A few years ago, I became a pescatarian because I learned of the adverse effect of mass-produced meat on the environment. After reading, Animal, Vegetable, Miracle, I am wholeheartedly committed to never eating mass-produced meat of any kind again. However, this book has me considering eating locally, organically, kindly produced meat. While I still don’t think I could ever kill a cow and therefore probably won’t ever eat beef or steak again, after reading her thoughts about raising and killing poultry (chickens and turkeys), it’s not something I’m totally against. This book isn’t necessarily what you’d expect. It’s all about the importance of knowing where your food comes from and knowing how you’re affecting the environment with your food choices.
When I was younger, I remember looking at a sticker on some food store produce, thinking “Wow this vegetable was grown in Ecuador! That’s so cool, I wish I had been to Ecuador.” Years later, I’d become so accustomed to going to the grocery store to pick up produce in the winter that I’d stopped thinking about it. Having just read this book, it’s at the forefront of my thoughts. While, I try to shop at farm stands, I look forward to my weekly CSA share, and I adore a farmer’s market, I never really did any of those things to be a locavore. I did them, because I knew the produce was better.

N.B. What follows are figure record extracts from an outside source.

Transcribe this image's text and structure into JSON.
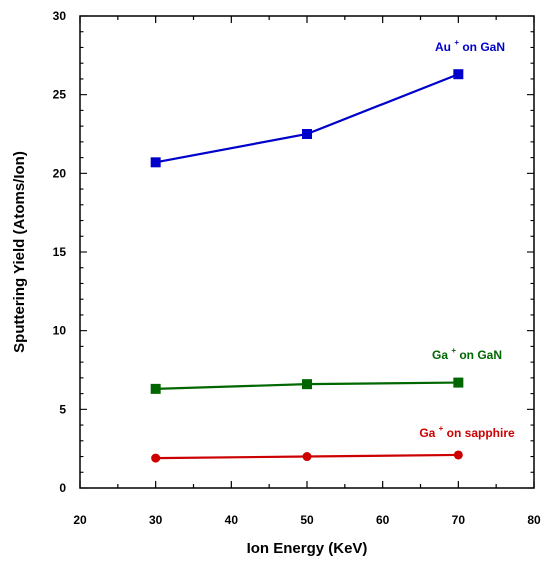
{
  "chart_data": {
    "type": "line",
    "title": "",
    "xlabel": "Ion Energy (KeV)",
    "ylabel": "Sputtering Yield (Atoms/Ion)",
    "xlim": [
      20,
      80
    ],
    "ylim": [
      0,
      30
    ],
    "xticks": [
      20,
      30,
      40,
      50,
      60,
      70,
      80
    ],
    "yticks": [
      0,
      5,
      10,
      15,
      20,
      25,
      30
    ],
    "grid": false,
    "legend": "none",
    "series": [
      {
        "label_main": "Au",
        "label_sup": "+",
        "label_rest": "on GaN",
        "color": "#0000cc",
        "marker": "square",
        "x": [
          30,
          50,
          70
        ],
        "y": [
          20.7,
          22.5,
          26.3
        ]
      },
      {
        "label_main": "Ga",
        "label_sup": "+",
        "label_rest": "on GaN",
        "color": "#006600",
        "marker": "square",
        "x": [
          30,
          50,
          70
        ],
        "y": [
          6.3,
          6.6,
          6.7
        ]
      },
      {
        "label_main": "Ga",
        "label_sup": "+",
        "label_rest": "on sapphire",
        "color": "#cc0000",
        "marker": "circle",
        "x": [
          30,
          50,
          70
        ],
        "y": [
          1.9,
          2.0,
          2.1
        ]
      }
    ]
  }
}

While, I understand that eating only local food is an immense challenge, and not one that everyone can meet as wholeheartedly as Kingsolver, this book (as well as Tomatoland which I read last week) have both made me consistently question where my food comes from, which is possibly the best thing I could have taken away from reading them. So I’m not going to make an outrageous promise to only eat food produced within 100 miles of my location, this just isn’t something I can do, at least now while I still live at home (with parents who provided emotionally based, pretty stupid arguments against some key points I announced while reading – Sorry Mom, but potatoes keep for six months in a dark area, so claiming that the US ships out 1.1 million pounds while receiving 1.4 million because of when they’re in season is shapoopy.) What I am promising, is that I’m going to always consider where my food comes from in purchasing decisions. I will try to eat seasonally as much as possible. And lastly, I will attempt to make my diet about 90% American produced. I figure at least that’s better than getting stuff from South America or Europe right?
I know these “promises” are pretty tiny and insignificant compared to what I should do, but what I should do, just doesn’t seem plausible yet. And every journey begins with a single step so I have to start somewhere! I have a challenge for you, while I slowly step away from my banana-a-day habit, why don’t you read Animal, Vegetable, Miracle and/or start really considering where you get your food from.
I won’t preach about how important it is to eat locally. It is important to me, but my opinions and feelings about it might never match yours. Instead, I ask you to educate yourself about the subject. Read the book, please. I’m begging!